The appeal, which opened at a court in the southern Bavarian city of Regensburg without Bishop Richard Williamson present, is the fifth round of court proceedings in the case.
"Bishop Williamson was not there, but he also didn't have to come," the judge Bettina Mielke said, adding the verdict was likely due on September 23.
The 73-year-old bishop was convicted of incitement to hatred after telling Swedish television in a 2009 broadcast that "200,000 to 300,000 Jews perished in Nazi concentration camps" and disputing the existence of Nazi gas chambers.
His lawyer argues the conviction should be quashed as the bishop had expected the interview to be aired only in Sweden, where denying the Holocaust is not a crime.
But the actual interview took place in Regensburg, where it is illegal to deny the Nazis murdered six million Jews during World War II.
Two courts handed him fines, but these were later quashed due to procedural problems, before a further court fined him 1,800 euros (USD 2,378) in January.

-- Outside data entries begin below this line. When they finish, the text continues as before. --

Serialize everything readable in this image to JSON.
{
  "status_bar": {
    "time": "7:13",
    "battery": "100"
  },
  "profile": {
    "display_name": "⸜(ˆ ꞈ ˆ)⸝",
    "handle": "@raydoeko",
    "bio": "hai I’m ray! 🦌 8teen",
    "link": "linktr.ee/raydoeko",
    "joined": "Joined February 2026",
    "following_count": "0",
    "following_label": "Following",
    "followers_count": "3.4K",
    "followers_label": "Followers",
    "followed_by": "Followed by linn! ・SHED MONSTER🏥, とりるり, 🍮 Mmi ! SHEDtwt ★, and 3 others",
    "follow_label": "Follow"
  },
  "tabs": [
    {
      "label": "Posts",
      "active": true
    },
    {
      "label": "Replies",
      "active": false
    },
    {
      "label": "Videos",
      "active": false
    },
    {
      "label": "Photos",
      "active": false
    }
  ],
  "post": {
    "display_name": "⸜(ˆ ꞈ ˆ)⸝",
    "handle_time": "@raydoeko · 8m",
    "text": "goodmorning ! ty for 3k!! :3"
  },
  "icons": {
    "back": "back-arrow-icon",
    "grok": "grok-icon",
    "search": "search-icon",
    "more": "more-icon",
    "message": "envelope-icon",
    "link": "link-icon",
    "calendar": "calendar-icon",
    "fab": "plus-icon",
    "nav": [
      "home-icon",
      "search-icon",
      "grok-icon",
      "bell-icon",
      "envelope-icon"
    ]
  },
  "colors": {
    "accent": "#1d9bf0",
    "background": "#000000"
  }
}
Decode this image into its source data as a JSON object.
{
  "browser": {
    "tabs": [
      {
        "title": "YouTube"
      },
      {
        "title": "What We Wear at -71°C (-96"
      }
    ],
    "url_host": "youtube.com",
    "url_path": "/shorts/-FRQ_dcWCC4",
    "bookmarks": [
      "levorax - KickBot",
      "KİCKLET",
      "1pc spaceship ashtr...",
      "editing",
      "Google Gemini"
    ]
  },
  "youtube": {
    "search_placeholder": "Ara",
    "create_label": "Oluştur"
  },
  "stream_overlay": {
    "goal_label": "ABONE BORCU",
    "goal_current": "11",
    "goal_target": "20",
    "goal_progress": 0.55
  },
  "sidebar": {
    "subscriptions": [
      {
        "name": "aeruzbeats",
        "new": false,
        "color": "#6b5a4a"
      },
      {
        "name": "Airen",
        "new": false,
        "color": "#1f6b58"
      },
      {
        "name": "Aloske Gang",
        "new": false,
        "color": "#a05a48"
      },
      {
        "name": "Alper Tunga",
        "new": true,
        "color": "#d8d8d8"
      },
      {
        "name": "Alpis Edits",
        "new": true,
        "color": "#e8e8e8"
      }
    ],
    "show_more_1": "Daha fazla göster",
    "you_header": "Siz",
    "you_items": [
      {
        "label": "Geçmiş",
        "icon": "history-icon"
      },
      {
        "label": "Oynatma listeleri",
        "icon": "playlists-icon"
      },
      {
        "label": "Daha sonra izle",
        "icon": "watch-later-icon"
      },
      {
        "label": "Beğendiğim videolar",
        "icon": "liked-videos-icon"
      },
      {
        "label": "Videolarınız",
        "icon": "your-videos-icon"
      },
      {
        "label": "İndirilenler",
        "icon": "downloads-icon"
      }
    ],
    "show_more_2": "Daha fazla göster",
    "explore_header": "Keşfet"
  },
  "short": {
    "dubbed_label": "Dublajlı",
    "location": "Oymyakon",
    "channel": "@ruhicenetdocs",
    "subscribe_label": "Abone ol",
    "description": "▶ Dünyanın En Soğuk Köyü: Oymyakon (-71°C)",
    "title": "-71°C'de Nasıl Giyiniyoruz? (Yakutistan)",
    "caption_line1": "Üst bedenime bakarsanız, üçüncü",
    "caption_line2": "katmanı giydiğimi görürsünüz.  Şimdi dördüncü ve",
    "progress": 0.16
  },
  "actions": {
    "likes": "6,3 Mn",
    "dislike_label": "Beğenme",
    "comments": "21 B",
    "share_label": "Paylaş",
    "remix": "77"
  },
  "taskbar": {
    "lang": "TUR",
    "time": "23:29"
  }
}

While still a member of the breakaway ultra-conservative Catholic fraternity, the Society of Saint Pius X Society, Williamson also hit the headlines in 2009 when the then pope, Benedict XVI, reversed his excommunication in a bid to bridge a rift with the organisation.
Benedict later said he would not have made such a move if he had known about Williamson's views on the Holocaust.
Williamson was expelled from the fraternity of traditionalists last year after it said he had disobeyed and disrespected his superiors for several years.